10歳ぐらいは違うと思っていたからびっくり。
「瑞希は君と5つしか変わらいよ」
あぁ、これは黙っていたほうが良さそう。
女性に年齢の話と体重の話。それに胸の大きさを言うとろくことがない。
「なにも知らなかったことにしておこう。そちらのほうが君にもいいだろう」
「よろしくお願いします」
それにしても、今の楓お姉さまとは思えないほどの甘えっぷりが写真に残されているのは意外だ。

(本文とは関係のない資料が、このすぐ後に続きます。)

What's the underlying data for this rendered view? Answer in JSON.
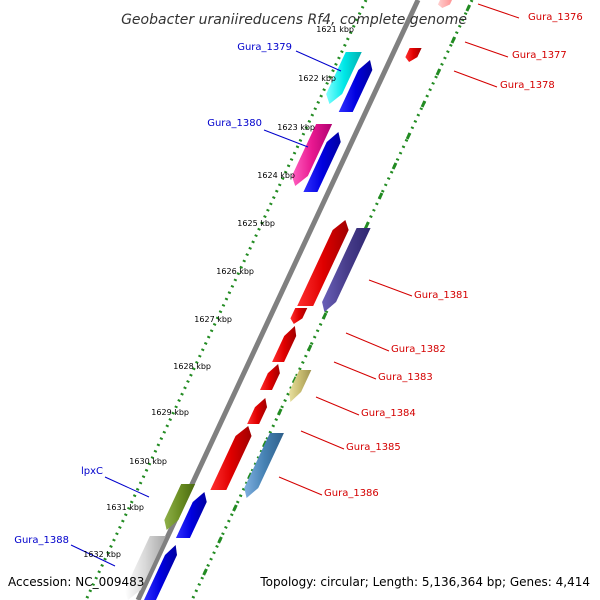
{
  "title": "Geobacter uraniireducens Rf4, complete genome",
  "accession": "Accession: NC_009483",
  "summary": "Topology: circular; Length: 5,136,364 bp; Genes: 4,414",
  "colors": {
    "backbone": "#808080",
    "scale_dots": "#228b22",
    "label_red": "#d40000",
    "label_blue": "#0000cc"
  },
  "ticks": [
    {
      "label": "1621 kbp"
    },
    {
      "label": "1622 kbp"
    },
    {
      "label": "1623 kbp"
    },
    {
      "label": "1624 kbp"
    },
    {
      "label": "1625 kbp"
    },
    {
      "label": "1626 kbp"
    },
    {
      "label": "1627 kbp"
    },
    {
      "label": "1628 kbp"
    },
    {
      "label": "1629 kbp"
    },
    {
      "label": "1630 kbp"
    },
    {
      "label": "1631 kbp"
    },
    {
      "label": "1632 kbp"
    }
  ],
  "genes": [
    {
      "name": "Gura_1376",
      "label_color": "#d40000"
    },
    {
      "name": "Gura_1377",
      "label_color": "#d40000"
    },
    {
      "name": "Gura_1378",
      "label_color": "#d40000"
    },
    {
      "name": "Gura_1379",
      "label_color": "#0000cc"
    },
    {
      "name": "Gura_1380",
      "label_color": "#0000cc"
    },
    {
      "name": "Gura_1381",
      "label_color": "#d40000"
    },
    {
      "name": "Gura_1382",
      "label_color": "#d40000"
    },
    {
      "name": "Gura_1383",
      "label_color": "#d40000"
    },
    {
      "name": "Gura_1384",
      "label_color": "#d40000"
    },
    {
      "name": "Gura_1385",
      "label_color": "#d40000"
    },
    {
      "name": "Gura_1386",
      "label_color": "#d40000"
    },
    {
      "name": "lpxC",
      "label_color": "#0000cc"
    },
    {
      "name": "Gura_1388",
      "label_color": "#0000cc"
    }
  ]
}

正反対と言っていいほどの変貌ぶりに、このまま成長していてくれたら、なにも苦労はなかったに違いない。
「でも、楓が怒るのも無理はないんだよ」
さっきとは明らかに違うトーンに、なにも言わず聞くことにした。
「君は優しいね」
そんなことはない。ただ、俺に出来ることは聞いてあげることしか出来ないだけ。もし、中村さんのように車の運転が上手だったら、どこかに連れていってあげる。
雛のようにお料理が上手だったら、食後のお菓子でも作っている。俺にはそれが出来ない。だから、聞いてあげて胸の内に籠もる感情を吐き出させてあげること。
少しでも誰かの為になるのならいくらだって聞いてあげるよ。
桜花さんは「どこから話したものか」と、写真を指でなぞりながら考える。
少しだけ沈黙した後に思い出を吐き出すかのように、自分の生い立ちから語り始めた。